A few months ago, I worked on a story about the psychology behind sad music. As a food and lifestyle writer, it was well outside my niche, but getting the opportunity to collaborate with psychologists, musicians, and composers to understand how our brains respond to music made it especially rewarding.
These conversations outside of your usual beat are what provide depth to any story, and it’s also why cross-disciplinary collaborations tend to resonate so strongly. It’s what makes Vampire Therapist such a remarkable effort, a game that was essentially borne out of professional cross-collaboration. The 2024 PC game from Little Bat Games not only turns cognitive behavioral therapy, historical figures, and immortal ennui into a deeply moving piece of edutainment, but also wears its partnership between game developers and licensed therapists on its sleeve with pride.

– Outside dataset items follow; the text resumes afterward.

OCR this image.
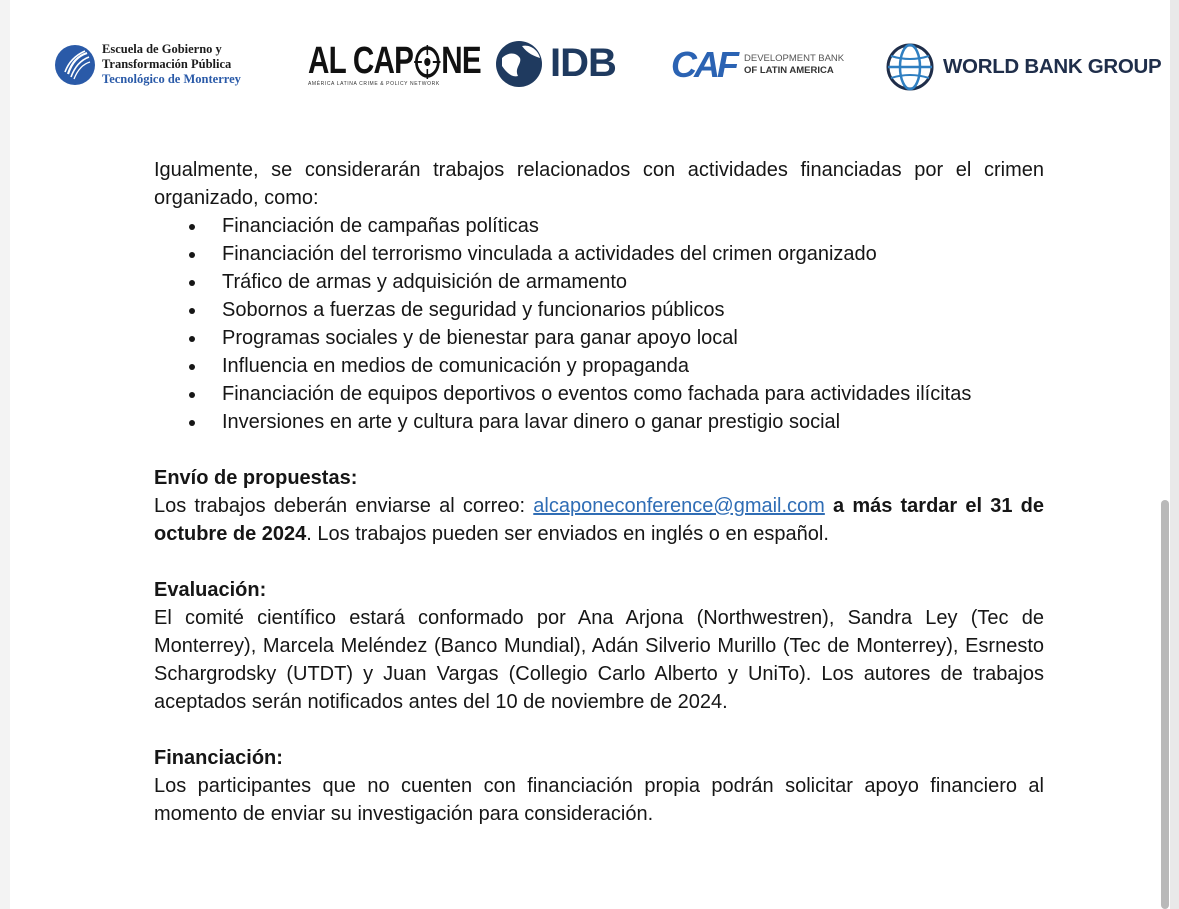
Escuela de Gobierno y
Transformación Pública
Tecnológico de Monterrey AL CAP NE
AMÉRICA LATINA CRIME & POLICY NETWORK	IDB CAF DEVELOPMENT BANK
OF LATIN AMERICA	WORLD BANK GROUP
Igualmente, se considerarán trabajos relacionados con actividades financiadas por el crimen organizado, como:
Financiación de campañas políticas
Financiación del terrorismo vinculada a actividades del crimen organizado
Tráfico de armas y adquisición de armamento
Sobornos a fuerzas de seguridad y funcionarios públicos
Programas sociales y de bienestar para ganar apoyo local
Influencia en medios de comunicación y propaganda
Financiación de equipos deportivos o eventos como fachada para actividades ilícitas
Inversiones en arte y cultura para lavar dinero o ganar prestigio social
Envío de propuestas:
Los trabajos deberán enviarse al correo: alcaponeconference@gmail.com a más tardar el 31 de octubre de 2024. Los trabajos pueden ser enviados en inglés o en español.
Evaluación:
El comité científico estará conformado por Ana Arjona (Northwestren), Sandra Ley (Tec de Monterrey), Marcela Meléndez (Banco Mundial), Adán Silverio Murillo (Tec de Monterrey), Esrnesto Schargrodsky (UTDT) y Juan Vargas (Collegio Carlo Alberto y UniTo). Los autores de trabajos aceptados serán notificados antes del 10 de noviembre de 2024.
Financiación:
Los participantes que no cuenten con financiación propia podrán solicitar apoyo financiero al momento de enviar su investigación para consideración.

In Vampire Therapist, you play as Sam Walls, a 200-year-old vampire who decides to, well, become a therapist for other vampires. You may know Little Bat Games founder and director Cyrus Nemati as a voice actor, most notably for his role as Dionysus in Hades II. His writing career began almost accidentally, through opportunities to punch up dialogue and reshape material into something more readable. Over time, he found that writing for games scratched the same itch as voice acting: both required empathy and a sense of how people sound when they are trying — and failing — to be understood.
“For me, writing is a very similar sort of muscle to voice acting where it’s about empathy,” Nemati says. “I have to know what the character is feeling, so I come to it from a very narrative basis. The games that we produce are always going to be much more narratively driven, so it’s something that I can do.”
Little Bat Games itself emerged when Nemati decided to take the leap and start his own company with German state funding. The result is a small independent team with a clear identity: historically themed indie games that start with a strong premise and build outward from there. For Vampire Therapist, that premise came about after watching Twilight. When Edward plays the piano for Bella for the first time, we probably expect him to play a classical masterpiece, and Nemati poses the question: why? Why did we expect Edward to be effortlessly impressive? What if immortality did not automatically equate to mastery? What if a centuries-old creature still had emotional messes to work through?
Those questions became the backbone of Vampire Therapist. Vampires were a natural fit as immortality makes them the perfect vessels for exploring emotional stagnation, trauma, and change. As a history buff himself, Nemati also wanted a framework that could connect the game’s characters to history in a meaningful way. He started with a punchline, and then worked backward to find a historical figure to support it. In one case, that meant building a character around a hatred for Star Wars: The Rise of Skywalker and landing on Renaissance patron Isabella d’Este.
“So when I was initially conceptualizing the game, I wanted to have a vampire that had particular beef with Star Wars Episode Nine: The Rise of Skywalker because I hated that movie,” he laughs. “I hate it in a very complex way — it’s not because it’s bad, it’s because it’s nothing. And the nothingness was the thing that I wanted to explore.”

Nemati also did extensive research to make sure the game’s inspirations felt grounded, even when it took creative liberties.
“There was a historian in California who translated 20,000 of Isabella d’Este’s letters, so I bought it,” he says. “I had to install this academic DRM to get it and I read all of them to get a better sense of her personality, so what you read in the game is how she reads in real life.”
Vampire Therapist’s most important collaboration, however, was with licensed therapists. Nemati says the partnership was essential in creating Sam’s journal, which explains cognitive distortions and gives players examples to identify during each scene. He notes that creating the journal was one of the biggest challenges — not because the material was impossible to understand, but because it had to be clear, precise and non-ambiguous for the player.
“The therapists actually went through the entire script and we had a lot of back and forth on whether the distortions made sense,” Nemati says. “I didn’t want it to be a case where every single statement could have all the distortions applied to it, so it was very difficult writing to make sure the distortions weren’t ambiguous.”

This emphasis on collaboration has become one of Nemati’s priorities when developing games. For Little Bat Games’ upcoming release, Better Than Us, Nemati has worked extensively with historians and theologians from Oxford University, UC Davis, and the University of Florida, to gain a better understanding of what happens when a few people hoard most of the world’s wealth.
While collaboration with industry experts has become a core part of Little Bat Games, Nemati admits that this wasn’t the case at first.
“I saw what working with professionals added to Vampire Therapist, and I saw that they’re very eager to contribute,” he explains. “Academia is not in a good state right now, and the humanities are suffering in particular. So for me, not only does it make the game better, but it’s also an opportunity to bolster particular modes of thinking that I think are being left behind.”
Nemati also notes that there’s been a gap in the gaming industry to involve outside expertise in recent years, which he hopes Little Bat Games can help fill. While historical focus will always be the core of the team, Nemati also hopes to invite players to do a little introspection when playing his games.
“Marc Andreessen recently said that he has a zero introspection mindset and that the idea itself is a modern invention,” Nemati says. “So if this is the ethos of our time, then I need to do a little work against that.”